His "Salvator Mundi" has become the most expensive artwork to ever sell at auction, going for $450.3 million at auction in New York on Nov. 15. Dating back to around 1500, the rare painting is one of fewer than 20 authenticated works by the Italian in existence.

Leonardo's creativity came from standing at the intersection of the humanities and science which is illustrated in his  seminal drawing of Vitruvian Man. Many experts speculate it could actually be him.

“But if you look at say, 'Vitruvian Man,' the guy spread-eagle in the circle in the square," Isaacson writes, "which is a self-portrait of Leonardo figuring out, 'How do I fit in, how do I match the proportions of a church and of the universe?' — you can see that as an icon both of science and of art.”

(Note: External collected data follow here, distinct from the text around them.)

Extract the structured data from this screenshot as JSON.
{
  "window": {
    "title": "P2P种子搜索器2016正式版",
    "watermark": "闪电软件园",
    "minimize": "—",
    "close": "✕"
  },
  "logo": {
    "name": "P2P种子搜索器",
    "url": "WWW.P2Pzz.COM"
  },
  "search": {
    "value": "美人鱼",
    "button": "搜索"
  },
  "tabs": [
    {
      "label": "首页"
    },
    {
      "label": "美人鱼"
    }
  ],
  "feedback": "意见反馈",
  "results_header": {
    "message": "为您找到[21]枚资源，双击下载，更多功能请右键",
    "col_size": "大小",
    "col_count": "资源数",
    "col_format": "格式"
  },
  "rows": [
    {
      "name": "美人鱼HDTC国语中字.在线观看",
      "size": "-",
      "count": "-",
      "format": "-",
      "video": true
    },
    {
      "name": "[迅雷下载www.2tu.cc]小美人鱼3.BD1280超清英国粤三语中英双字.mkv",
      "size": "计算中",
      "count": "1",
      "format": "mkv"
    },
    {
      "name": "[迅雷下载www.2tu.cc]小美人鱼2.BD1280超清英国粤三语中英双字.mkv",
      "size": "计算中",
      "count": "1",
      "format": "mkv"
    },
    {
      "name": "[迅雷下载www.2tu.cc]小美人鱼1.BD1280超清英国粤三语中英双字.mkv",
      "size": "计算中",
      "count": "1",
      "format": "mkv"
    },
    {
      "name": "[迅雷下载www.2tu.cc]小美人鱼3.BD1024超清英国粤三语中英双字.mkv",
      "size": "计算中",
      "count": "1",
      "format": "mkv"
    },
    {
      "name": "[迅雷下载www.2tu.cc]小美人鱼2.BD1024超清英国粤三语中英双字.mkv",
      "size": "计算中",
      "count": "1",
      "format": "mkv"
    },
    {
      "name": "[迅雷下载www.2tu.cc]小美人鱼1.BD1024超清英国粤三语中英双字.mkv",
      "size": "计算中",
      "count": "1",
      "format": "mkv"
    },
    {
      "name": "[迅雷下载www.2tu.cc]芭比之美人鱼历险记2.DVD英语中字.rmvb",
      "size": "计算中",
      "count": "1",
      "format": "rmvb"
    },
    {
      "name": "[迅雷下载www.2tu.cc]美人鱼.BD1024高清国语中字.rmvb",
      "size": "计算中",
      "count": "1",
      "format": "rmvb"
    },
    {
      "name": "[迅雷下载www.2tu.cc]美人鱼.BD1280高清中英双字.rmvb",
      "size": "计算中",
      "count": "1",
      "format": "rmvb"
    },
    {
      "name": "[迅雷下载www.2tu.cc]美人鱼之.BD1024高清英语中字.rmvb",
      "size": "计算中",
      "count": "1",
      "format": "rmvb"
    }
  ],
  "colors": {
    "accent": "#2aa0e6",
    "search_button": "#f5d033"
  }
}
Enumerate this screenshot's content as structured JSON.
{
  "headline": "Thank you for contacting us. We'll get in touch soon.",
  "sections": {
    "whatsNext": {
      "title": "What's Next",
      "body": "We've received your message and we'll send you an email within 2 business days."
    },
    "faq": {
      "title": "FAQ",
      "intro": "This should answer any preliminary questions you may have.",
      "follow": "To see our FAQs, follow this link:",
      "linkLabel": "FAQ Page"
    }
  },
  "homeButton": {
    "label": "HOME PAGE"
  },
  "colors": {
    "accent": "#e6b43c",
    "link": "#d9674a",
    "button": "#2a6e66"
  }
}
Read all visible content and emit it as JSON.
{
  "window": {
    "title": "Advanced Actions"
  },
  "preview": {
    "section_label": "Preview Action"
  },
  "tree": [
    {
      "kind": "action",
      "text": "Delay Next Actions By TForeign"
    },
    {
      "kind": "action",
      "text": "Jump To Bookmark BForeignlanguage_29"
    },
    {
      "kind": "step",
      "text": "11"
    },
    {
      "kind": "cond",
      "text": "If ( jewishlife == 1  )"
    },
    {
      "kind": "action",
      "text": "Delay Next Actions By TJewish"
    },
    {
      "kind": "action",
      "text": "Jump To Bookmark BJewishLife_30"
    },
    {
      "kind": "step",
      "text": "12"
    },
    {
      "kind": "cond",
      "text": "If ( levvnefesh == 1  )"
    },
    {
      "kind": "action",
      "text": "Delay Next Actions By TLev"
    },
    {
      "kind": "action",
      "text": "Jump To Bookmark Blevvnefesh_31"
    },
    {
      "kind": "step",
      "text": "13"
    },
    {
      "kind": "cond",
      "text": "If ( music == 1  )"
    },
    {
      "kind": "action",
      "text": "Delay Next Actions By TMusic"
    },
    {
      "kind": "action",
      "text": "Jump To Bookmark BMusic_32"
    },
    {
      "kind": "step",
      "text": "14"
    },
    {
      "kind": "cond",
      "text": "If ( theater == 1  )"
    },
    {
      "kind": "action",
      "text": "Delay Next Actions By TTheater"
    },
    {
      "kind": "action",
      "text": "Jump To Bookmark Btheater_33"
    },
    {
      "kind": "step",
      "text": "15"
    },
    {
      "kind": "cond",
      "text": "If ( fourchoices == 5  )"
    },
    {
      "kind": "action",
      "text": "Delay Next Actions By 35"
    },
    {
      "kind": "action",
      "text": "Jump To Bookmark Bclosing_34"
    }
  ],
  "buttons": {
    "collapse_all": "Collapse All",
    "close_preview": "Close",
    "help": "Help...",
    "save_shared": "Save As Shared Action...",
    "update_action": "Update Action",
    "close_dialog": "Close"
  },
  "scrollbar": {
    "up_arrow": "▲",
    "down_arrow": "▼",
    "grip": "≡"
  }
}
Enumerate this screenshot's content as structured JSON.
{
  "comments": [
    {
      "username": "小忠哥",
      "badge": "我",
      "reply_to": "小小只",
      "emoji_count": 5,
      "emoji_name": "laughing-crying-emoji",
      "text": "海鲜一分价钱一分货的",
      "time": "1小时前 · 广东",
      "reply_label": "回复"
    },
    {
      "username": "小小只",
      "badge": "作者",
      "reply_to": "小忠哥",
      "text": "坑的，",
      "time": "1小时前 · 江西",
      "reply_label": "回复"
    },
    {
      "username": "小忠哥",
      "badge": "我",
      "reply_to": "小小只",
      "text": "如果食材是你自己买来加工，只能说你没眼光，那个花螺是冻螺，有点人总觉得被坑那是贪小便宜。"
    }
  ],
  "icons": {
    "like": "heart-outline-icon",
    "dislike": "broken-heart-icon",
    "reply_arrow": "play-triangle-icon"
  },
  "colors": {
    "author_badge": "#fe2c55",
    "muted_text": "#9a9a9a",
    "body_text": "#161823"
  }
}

Isaacson describes Leonardo's lifelong zest for staging theatrical productions by creating sets, costumes, scenery and stage mechanisms to delight his audiences (and employers) at various court celebrations. His theatre work triggered insights to his paintings and inventions.

The author calls the Last Supper a “mix of scientific perspective and theatrical license, of intellect and fantasy.” Regarding the uncompleted Mona Lisa, Isaacson writes “never in a painting have motion and emotion, the paired touchstones of Leonardo’s art, been so intertwined.”

This is a powerful story of the pioneering genius four centuries ahead of his time who not only received knowledge, but regularly questioned it. A rebel who dared to think differently.